1. In this retrospective cohort study, 462 patients with locally advanced gastric cancer demonstrated a significantly improved survival after treatment with adjuvant chemotherapy compared to those who did not receive adjuvant chemotherapy.
2. Adjuvant chemotherapy was associated with an improved overall survival for patients with locally advanced gastric cancer with a lymph node ratio of at least 9%.
Evidence Rating Level: 2 (Good)
Study Rundown: Gastric cancer has more than 1 million newly diagnosed cases annually worldwide. While surgical techniques are continuously being developed and refined to improve prognosis, survival outcomes for patients diagnosed with locally advanced gastric cancer (LAGC) remain poor. This cohort study compared the survival rates between patients with LAGC who received adjuvant chemotherapy (AC) after neoadjuvant therapy (NAC) compared to those who did not, both after undergoing surgical resection. The main exposure of this study was patients who received AC in comparison to those who did not. The primary outcomes were overall survival (OS), disease-free survival (DFS), and disease-specific survival (DSS). A total of 353 patients from China were recruited for this study between June 2008 to December 2017, with a mean age of 58 years and 78% were men. 262 patients received AC and 91 patients did not. Patients in the AC group were defined as those who underwent 1 or more postoperative AC cycles within 3 months after surgical resection of LAGC. The 3-year overall survival rate was found to be significantly higher in patients who received AC, compared to those who did not. In particular, lymph node ratio was found to be associated with AC benefits, and patients with a lymph node ratio of at least 9% experienced improved outcomes. A major strength of this study was that it is the first multicenter, international cohort study to demonstrate a meaningful association between LNR and improved prognosis associated with AC in patients with LAGC. Finally, although propensity-matching was performed, a limitation is the potential for selection bias due to the nonrandomized assignment of treatment that may have still occurred.
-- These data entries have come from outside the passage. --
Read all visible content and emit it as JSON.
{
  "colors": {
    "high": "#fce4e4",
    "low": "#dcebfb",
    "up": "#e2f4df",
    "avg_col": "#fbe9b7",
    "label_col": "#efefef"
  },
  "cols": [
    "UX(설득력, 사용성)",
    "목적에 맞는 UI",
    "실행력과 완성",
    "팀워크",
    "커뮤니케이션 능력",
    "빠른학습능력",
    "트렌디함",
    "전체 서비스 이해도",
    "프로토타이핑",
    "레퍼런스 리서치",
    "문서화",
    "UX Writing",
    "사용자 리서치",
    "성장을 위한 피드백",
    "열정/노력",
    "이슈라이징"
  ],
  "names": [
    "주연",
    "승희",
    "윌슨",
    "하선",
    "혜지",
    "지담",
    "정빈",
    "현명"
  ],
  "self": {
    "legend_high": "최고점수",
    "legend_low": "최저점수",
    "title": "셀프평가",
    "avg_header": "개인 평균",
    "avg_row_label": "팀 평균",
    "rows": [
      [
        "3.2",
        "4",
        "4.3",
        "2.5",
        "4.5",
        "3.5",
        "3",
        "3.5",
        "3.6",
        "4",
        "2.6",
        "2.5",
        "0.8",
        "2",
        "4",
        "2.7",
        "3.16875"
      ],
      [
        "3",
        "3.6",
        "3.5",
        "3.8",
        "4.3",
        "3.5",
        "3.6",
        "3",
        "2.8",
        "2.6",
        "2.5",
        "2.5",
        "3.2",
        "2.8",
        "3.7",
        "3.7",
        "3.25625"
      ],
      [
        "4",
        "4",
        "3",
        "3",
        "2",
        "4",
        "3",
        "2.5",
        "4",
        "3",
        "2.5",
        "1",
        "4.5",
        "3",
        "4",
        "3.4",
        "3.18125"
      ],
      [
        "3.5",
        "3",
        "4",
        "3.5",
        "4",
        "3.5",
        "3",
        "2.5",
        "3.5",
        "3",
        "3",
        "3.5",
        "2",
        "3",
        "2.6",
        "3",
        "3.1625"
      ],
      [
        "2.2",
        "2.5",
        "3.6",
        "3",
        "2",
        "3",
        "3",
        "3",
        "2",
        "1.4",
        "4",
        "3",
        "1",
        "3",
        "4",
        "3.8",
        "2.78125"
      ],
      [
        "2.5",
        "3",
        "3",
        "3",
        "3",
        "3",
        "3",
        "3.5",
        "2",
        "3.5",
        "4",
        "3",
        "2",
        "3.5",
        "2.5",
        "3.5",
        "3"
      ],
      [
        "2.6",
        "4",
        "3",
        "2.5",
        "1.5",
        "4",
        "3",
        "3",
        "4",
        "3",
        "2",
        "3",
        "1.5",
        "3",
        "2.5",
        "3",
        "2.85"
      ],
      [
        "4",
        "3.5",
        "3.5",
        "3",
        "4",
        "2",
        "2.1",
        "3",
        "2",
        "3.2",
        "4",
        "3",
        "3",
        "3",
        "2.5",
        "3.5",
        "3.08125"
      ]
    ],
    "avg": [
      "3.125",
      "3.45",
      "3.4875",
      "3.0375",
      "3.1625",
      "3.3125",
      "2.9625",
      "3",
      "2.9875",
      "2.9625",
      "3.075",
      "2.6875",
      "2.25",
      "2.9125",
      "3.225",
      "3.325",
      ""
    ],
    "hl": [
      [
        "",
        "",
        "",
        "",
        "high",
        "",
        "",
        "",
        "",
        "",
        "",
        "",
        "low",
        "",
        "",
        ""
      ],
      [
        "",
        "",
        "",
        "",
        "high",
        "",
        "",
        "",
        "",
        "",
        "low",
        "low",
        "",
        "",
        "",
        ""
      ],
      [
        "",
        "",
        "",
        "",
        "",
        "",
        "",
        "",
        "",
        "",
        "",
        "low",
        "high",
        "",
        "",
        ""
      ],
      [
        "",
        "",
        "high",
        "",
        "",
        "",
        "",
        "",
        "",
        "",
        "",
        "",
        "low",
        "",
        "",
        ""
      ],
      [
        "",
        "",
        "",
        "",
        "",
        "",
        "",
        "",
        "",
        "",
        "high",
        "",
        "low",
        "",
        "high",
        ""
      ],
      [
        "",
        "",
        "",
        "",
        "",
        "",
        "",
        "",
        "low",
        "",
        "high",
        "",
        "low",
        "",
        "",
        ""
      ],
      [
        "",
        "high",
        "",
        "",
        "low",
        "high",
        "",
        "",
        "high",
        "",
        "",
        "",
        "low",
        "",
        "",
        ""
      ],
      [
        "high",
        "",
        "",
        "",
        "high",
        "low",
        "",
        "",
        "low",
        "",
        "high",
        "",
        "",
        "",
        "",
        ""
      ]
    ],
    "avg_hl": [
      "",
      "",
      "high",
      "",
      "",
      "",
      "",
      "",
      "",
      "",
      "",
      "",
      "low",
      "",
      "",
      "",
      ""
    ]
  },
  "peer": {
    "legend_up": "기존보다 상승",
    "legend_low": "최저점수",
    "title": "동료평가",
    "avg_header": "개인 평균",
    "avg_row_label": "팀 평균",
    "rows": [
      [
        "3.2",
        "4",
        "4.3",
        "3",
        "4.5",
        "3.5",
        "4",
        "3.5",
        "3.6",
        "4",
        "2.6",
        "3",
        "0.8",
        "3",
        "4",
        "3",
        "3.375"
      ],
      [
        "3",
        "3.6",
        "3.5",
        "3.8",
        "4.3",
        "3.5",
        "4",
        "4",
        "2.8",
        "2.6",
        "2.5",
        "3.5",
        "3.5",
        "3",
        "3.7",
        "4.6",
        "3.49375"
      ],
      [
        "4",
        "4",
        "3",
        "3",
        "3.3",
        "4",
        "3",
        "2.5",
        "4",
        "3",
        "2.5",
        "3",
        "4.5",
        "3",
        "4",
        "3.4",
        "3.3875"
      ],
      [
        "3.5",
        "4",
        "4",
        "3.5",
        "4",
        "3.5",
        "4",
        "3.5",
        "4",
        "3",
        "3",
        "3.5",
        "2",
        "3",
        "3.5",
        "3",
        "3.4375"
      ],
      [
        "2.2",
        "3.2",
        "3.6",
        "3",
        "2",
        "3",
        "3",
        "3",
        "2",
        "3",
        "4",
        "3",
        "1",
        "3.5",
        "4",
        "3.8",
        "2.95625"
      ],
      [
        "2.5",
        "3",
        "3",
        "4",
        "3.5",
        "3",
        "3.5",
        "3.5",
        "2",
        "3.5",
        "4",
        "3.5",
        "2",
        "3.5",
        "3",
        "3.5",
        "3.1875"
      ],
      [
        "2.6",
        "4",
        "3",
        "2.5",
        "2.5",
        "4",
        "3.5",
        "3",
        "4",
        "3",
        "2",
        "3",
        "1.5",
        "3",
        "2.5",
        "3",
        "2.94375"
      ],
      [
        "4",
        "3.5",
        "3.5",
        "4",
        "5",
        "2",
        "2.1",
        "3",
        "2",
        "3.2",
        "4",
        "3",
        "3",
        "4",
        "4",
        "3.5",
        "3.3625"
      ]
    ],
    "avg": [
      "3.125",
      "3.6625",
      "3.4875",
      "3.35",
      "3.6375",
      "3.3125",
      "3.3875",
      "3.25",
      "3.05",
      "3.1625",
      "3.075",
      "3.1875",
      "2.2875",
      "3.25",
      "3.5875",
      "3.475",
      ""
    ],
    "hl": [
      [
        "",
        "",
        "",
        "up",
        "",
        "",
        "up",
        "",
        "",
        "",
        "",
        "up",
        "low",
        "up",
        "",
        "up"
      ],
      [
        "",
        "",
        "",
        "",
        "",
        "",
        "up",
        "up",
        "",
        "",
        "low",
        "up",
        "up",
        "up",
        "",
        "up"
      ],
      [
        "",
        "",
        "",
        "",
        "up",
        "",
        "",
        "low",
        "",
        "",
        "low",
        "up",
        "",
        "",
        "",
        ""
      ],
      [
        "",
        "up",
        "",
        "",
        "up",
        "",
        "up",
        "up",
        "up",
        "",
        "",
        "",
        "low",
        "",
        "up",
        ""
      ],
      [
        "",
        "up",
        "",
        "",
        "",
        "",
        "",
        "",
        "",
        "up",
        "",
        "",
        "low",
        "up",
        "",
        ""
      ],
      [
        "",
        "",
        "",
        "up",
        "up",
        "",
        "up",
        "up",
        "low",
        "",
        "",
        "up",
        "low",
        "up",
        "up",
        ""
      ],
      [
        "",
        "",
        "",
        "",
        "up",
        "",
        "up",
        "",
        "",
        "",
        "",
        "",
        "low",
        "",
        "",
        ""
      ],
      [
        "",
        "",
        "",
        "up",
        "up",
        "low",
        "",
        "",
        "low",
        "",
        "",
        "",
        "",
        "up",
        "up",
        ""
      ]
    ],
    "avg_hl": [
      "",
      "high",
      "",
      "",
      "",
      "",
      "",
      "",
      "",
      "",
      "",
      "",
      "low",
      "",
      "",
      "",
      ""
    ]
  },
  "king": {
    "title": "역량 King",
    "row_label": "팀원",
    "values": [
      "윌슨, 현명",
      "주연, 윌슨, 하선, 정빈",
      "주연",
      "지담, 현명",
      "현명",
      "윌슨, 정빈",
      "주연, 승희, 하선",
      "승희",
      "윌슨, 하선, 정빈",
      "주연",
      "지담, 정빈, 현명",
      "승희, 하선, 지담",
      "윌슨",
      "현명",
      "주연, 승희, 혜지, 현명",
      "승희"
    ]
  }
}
In-Depth [retrospective cohort]: This cohort study investigated whether adjuvant chemotherapy (AC) was associated with a survival benefit in patients diagnosed with locally advanced gastric cancer (LAGC) undergoing a curative-intent gastrectomy after neoadjuvant chemotherapy (NAC). A total of 353 patients were recruited for this study between June 2008 and December 2017 (275 [78.1%] male; mean [SD] age, 58.0 [10.7] years. 262 patients received postoperative AC after NAC and surgical resection, and 91 patients did not receive further treatment after NAC and surgical resection of LAGC. The primary outcomes of this study were overall survival (OS), disease-free survival (DFS) and disease-specific survival (DSS. After propensity matching, the 3 year-OS was significantly higher in patients who received AC (60.1%, 95% CI, 53.1%-68.1%) in comparison to those who did not receive AC (49.3%; 95% CI, 39.8%-61.0%) (P= .02). A subgroup analysis divided patients into those with a lymph node ratio (LNR) either less than or greater than 9%. 132 patients with an LNR of 9% or greater were associated with a significantly improved prognosis upon receipt of AC in comparison to those who did not receive AC (3-year OS: 46.6% vs 21.7%, P <.001; 3-year DFS 49.5% vs 20.0%, P <.001; 3-year DSS: 51.1% vs 22.5%, P < .001). The multivariate analysis also demonstrated that AC was associated with improved survival outcomes in patients with LAGC with an LNR greater than 9% (OS: HR, 0.45; 95% CI, 0.29-0.69; P =.007; DFS: HR, 0.47; CI 95%, 0.30-0.73; P = .008; DSS: HR, 0.47; 95% CI, 0.30-0.72; P=.007). In patients with an LNR of 9% of greater, survival rates were found to be significantly better for those who completed at least 4 cycles of AC, compared to those who did not receive AC (6-months: HR, 0.56, 95% CI, 0.33-0.96; P =.03; 9-months: HR, 0.50; 95% CI, 0.27-0.94; P=.03). With this, LNR has the potential to be used in clinical decision-making regarding AC planning for patients with LAGC.